About 300 protesters in New York City blocked streets outside the Barclays Center sports arena, where the National Basketball Association's Cleveland Cavaliers were playing against the Brooklyn Nets.
The demonstrators chanted the now-famous phrase "I Can't Breathe," the last words spoken by Eric Garner, a 43-year-old man who died in July after being placed in a chokehold by police officer Daniel Pantaleo and forced to the ground in an incident captured on video.
Inside the arena, Cavaliers' superstar LeBron James and other players wore T-shirts emblazoned with the phrase during pre-game warm ups.
Angry protests erupted last week over the deaths of Garner and Michael Brown, an unarmed teenager in Ferguson, Missouri who was shot to death in August after a street confrontation with officer Darren Wilson.
Behind the protests
A grand jury's decision Nov. 24 not to indict Wilson sparked angry and violent protests for several nights in Ferguson. A grand jury decision Dec. 3 in the New York case sparked another series of nationwide protests.
On Monday, New York State Attorney General Eric Schneiderman said he was seeking the power to investigate all police killings of unarmed civilians in the state. It remained unclear whether New York Governor Andrew Cuomo would grant Schneiderman such powers.
In an interview with Black Entertainment Television Monday, President Barack Obama said that blacks do not exaggerate when they talk about such situations, and said racism is "deeply rooted" in U.S. society.
The president also said what is happening today cannot be equated to what happened 50 years ago, when police in some parts of the South used fire hoses, vicious dogs and batons to break up civil rights marches.
Obama urged young people to be persistent and not give up in bringing about change in the criminal justice system, because progress comes in steps and increments.

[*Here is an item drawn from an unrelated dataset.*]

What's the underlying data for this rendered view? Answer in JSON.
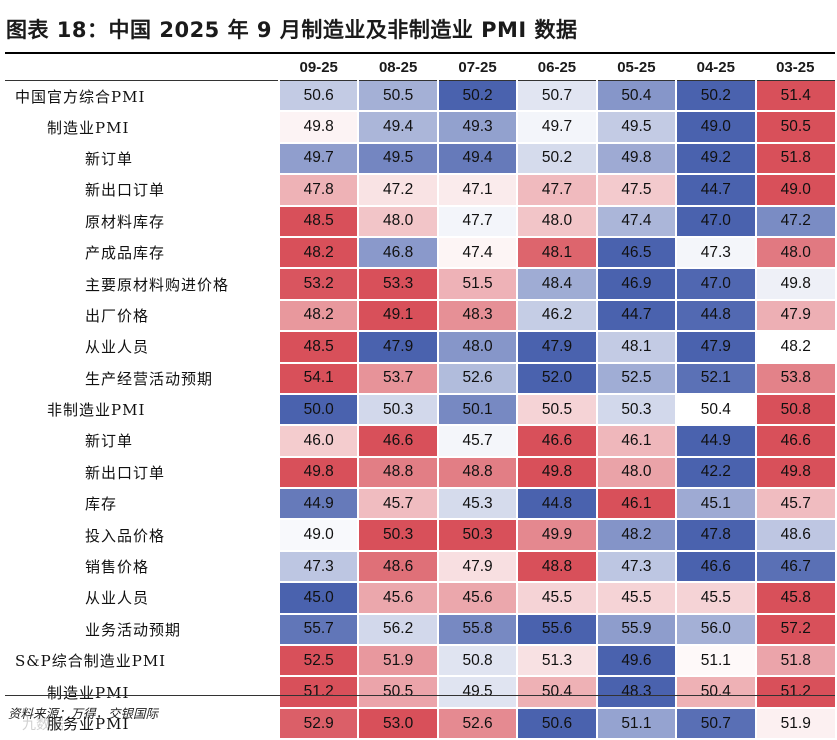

"When you are dealing with something as deeply rooted as racism or bias in any society, you've got to have vigilance, but you have to recognize that it's going to take some time and you just have to be steady," Obama said.
Other deaths
Protesters have also been angered at a handful of other deaths of unarmed African-Americans at the hands of white police officers.
In Cleveland, Ohio, a police officer who reportedly had a poor performance record, gunned down a 12-year-old black boy in a public park as he waved what turned out to be a toy pistol.
Rookie New York City police officer Peter Laing, who is white, shot dead a black man named Akai Gurley in a stairwell of a Brooklyn apartment house last month.
Police officials said Gurley was not a crime suspect and was killed when the officer's gun accidentally went off. But a New York newspaper reported that Laing waited instead of immediately calling an ambulance.
The Brooklyn district attorney said a grand jury will consider charges against Laing.
Some material for this report came from Reuters and AP.